He worked with 40,000 people who had alcohol problems from the mild to the wild.

He draws the distinction between what he terms hard drinkers and real alcoholics or alcoholics of the hopeless variety.

My guess is your AH is a hard drinker.

One day when his doctor gives him a warning severe enough, he will just quit drinking.

Dr Silkworth saw many of these types.

They are often confused with alcoholics of the hopeless variety.

But they aren't.

It's actually quite good news.
THIS ^^^

Dude, you can't diagnose whether someone is or is not an alcoholic because they take their medications. That the whole point of my story - nor can you determine and offer hope that if an alcoholic or "hard drinker" is told that if they don't quit drinking and they will die that they will quit just because they are responsible about managing health issues.
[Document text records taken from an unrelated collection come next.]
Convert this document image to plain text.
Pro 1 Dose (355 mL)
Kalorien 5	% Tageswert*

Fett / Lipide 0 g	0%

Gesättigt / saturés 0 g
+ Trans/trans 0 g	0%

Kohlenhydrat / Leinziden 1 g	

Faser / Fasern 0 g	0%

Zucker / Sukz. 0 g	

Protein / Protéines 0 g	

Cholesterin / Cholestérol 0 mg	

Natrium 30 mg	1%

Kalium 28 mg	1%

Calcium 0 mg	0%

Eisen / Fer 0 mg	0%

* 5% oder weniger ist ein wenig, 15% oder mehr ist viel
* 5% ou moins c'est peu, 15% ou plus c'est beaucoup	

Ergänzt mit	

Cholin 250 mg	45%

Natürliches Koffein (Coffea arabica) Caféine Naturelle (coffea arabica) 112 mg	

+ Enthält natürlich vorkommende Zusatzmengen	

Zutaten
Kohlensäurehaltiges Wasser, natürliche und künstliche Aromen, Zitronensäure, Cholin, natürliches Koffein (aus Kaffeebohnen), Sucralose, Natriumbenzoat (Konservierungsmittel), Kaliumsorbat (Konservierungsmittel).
There are countless threads on here of the spouses/partners/children/friends of A's whose A was told if they didn't quit drinking they would die and they didn't quit, and some do quit. Mine did eventually - like 8 years after the first time he was told. He has multiple health issues due to alcoholism, takes his meds and goes to his doctors regularly yet relapsed with chronic pancreatitis and diabetes due to alcoholism because he is an addict and lost his recovery system. That he quit doesn't place him in the "hard drinker" category.
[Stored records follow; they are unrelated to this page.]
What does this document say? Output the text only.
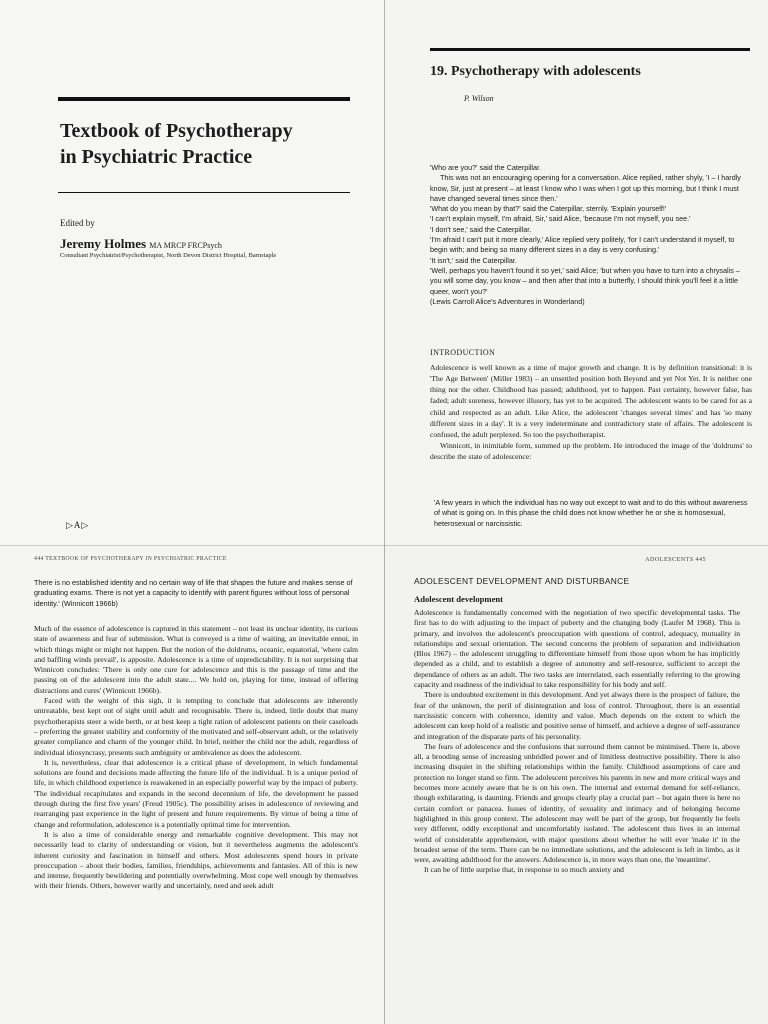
Textbook of Psychotherapy
in Psychiatric Practice
Edited by
Jeremy Holmes MA MRCP FRCPsych
Consultant Psychiatrist/Psychotherapist, North Devon District Hospital, Barnstaple
▷A▷
19. Psychotherapy with adolescents
P. Wilson

'Who are you?' said the Caterpillar.

This was not an encouraging opening for a conversation. Alice replied, rather shyly, 'I – I hardly know, Sir, just at present – at least I know who I was when I got up this morning, but I think I must have changed several times since then.'

'What do you mean by that?' said the Caterpillar, sternly. 'Explain yourself!'

'I can't explain myself, I'm afraid, Sir,' said Alice, 'because I'm not myself, you see.'

'I don't see,' said the Caterpillar.

'I'm afraid I can't put it more clearly,' Alice replied very politely, 'for I can't understand it myself, to begin with; and being so many different sizes in a day is very confusing.'

'It isn't,' said the Caterpillar.

'Well, perhaps you haven't found it so yet,' said Alice; 'but when you have to turn into a chrysalis – you will some day, you know – and then after that into a butterfly, I should think you'll feel it a little queer, won't you?'

(Lewis Carroll Alice's Adventures in Wonderland)

INTRODUCTION

Adolescence is well known as a time of major growth and change. It is by definition transitional: it is 'The Age Between' (Miller 1983) – an unsettled position both Beyond and yet Not Yet. It is neither one thing nor the other. Childhood has passed; adulthood, yet to happen. Past certainty, however false, has faded; adult sureness, however illusory, has yet to be acquired. The adolescent wants to be cared for as a child and respected as an adult. Like Alice, the adolescent 'changes several times' and has 'so many different sizes in a day'. It is a very indeterminate and contradictory state of affairs. The adolescent is confused, the adult perplexed. So too the psychotherapist.

Winnicott, in inimitable form, summed up the problem. He introduced the image of the 'doldrums' to describe the state of adolescence:

'A few years in which the individual has no way out except to wait and to do this without awareness of what is going on. In this phase the child does not know whether he or she is homosexual, heterosexual or narcissistic.
444 TEXTBOOK OF PSYCHOTHERAPY IN PSYCHIATRIC PRACTICE
There is no established identity and no certain way of life that shapes the future and makes sense of graduating exams. There is not yet a capacity to identify with parent figures without loss of personal identity.' (Winnicott 1966b)

Much of the essence of adolescence is captured in this statement – not least its unclear identity, its curious state of awareness and fear of submission. What is conveyed is a time of waiting, an inevitable ennui, in which things might or might not happen. But the notion of the doldrums, oceanic, equatorial, 'where calm and baffling winds prevail', is apposite. Adolescence is a time of unpredictability. It is not surprising that Winnicott concludes: 'There is only one cure for adolescence and this is the passage of time and the passing on of the adolescent into the adult state.... We hold on, playing for time, instead of offering distractions and cures' (Winnicott 1966b).

Faced with the weight of this sigh, it is tempting to conclude that adolescents are inherently untreatable, best kept out of sight until adult and recognisable. There is, indeed, little doubt that many psychotherapists steer a wide berth, or at best keep a tight ration of adolescent patients on their caseloads – preferring the greater stability and conformity of the motivated and self-observant adult, or the relatively greater compliance and charm of the younger child. In brief, neither the child nor the adult, regardless of individual idiosyncrasy, presents such ambiguity or ambivalence as does the adolescent.

It is, nevertheless, clear that adolescence is a critical phase of development, in which fundamental solutions are found and decisions made affecting the future life of the individual. It is a unique period of life, in which childhood experience is reawakened in an especially powerful way by the impact of puberty. 'The individual recapitulates and expands in the second decennium of life, the development he passed through during the first five years' (Freud 1905c). The possibility arises in adolescence of reviewing and rearranging past experience in the light of present and future requirements. By virtue of being a time of change and reformulation, adolescence is a potentially optimal time for intervention.

It is also a time of considerable energy and remarkable cognitive development. This may not necessarily lead to clarity of understanding or vision, but it nevertheless augments the adolescent's inherent curiosity and fascination in himself and others. Most adolescents spend hours in private preoccupation – about their bodies, families, friendships, achievements and fantasies. All of this is new and intense, frequently bewildering and potentially overwhelming. Most cope well enough by themselves with their friends. Others, however warily and uncertainly, need and seek adult

ADOLESCENTS 445
ADOLESCENT DEVELOPMENT AND DISTURBANCE
Adolescent development

Adolescence is fundamentally concerned with the negotiation of two specific developmental tasks. The first has to do with adjusting to the impact of puberty and the changing body (Laufer M 1968). This is primary, and involves the adolescent's preoccupation with questions of control, adequacy, mutuality in relationships and sexual orientation. The second concerns the problem of separation and individuation (Blos 1967) – the adolescent struggling to differentiate himself from those upon whom he has implicitly depended as a child, and to establish a degree of autonomy and self-resource, sufficient to accept the dependance of others as an adult. The two tasks are interrelated, each essentially referring to the growing capacity and readiness of the individual to take responsibility for his body and self.

There is undoubted excitement in this development. And yet always there is the prospect of failure, the fear of the unknown, the peril of disintegration and loss of control. Throughout, there is an essential narcissistic concern with coherence, identity and value. Much depends on the extent to which the adolescent can keep hold of a realistic and positive sense of himself, and achieve a degree of self-assurance and integration of the disparate parts of his personality.

The fears of adolescence and the confusions that surround them cannot be minimised. There is, above all, a brooding sense of increasing unbridled power and of limitless destructive possibility. There is also increasing disquiet in the shifting relationships within the family. Childhood assumptions of care and protection no longer stand so firm. The adolescent perceives his parents in new and more critical ways and becomes more acutely aware that he is on his own. The internal and external demand for self-reliance, though exhilarating, is daunting. Friends and groups clearly play a crucial part – but again there is here no certain comfort or panacea. Issues of identity, of sexuality and intimacy and of belonging become highlighted in this group context. The adolescent may well be part of the group, but frequently he feels very different, oddly exceptional and uncomfortably isolated. The adolescent thus lives in an internal world of considerable apprehension, with major questions about whether he will ever 'make it' in the broadest sense of the term. There can be no immediate solutions, and the adolescent is left in limbo, as it were, awaiting adulthood for the answers. Adolescence is, in more ways than one, the 'meantime'.

It can be of little surprise that, in response to so much anxiety and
I was not with him during that time (first go round I was with him during relapse). I know that no one believed he would ever quit. I know that his mother had come to grips with "the phone call" that was inevitable that he was dead. Yeah, I would call that incorrigible. I would say yes, they felt he was hopeless.

There is certainly much to learn about studies of addicts and their behavior. One of the things I learned on here, best quoted by member Pohsfriend, is that one size fits one. The disease is baffling and inconsistent in real life. Illogical. Sadly, more often than not the addiction wins.

Its really easy to understand someone's history by reading their threads and posts. You did not upset me btw.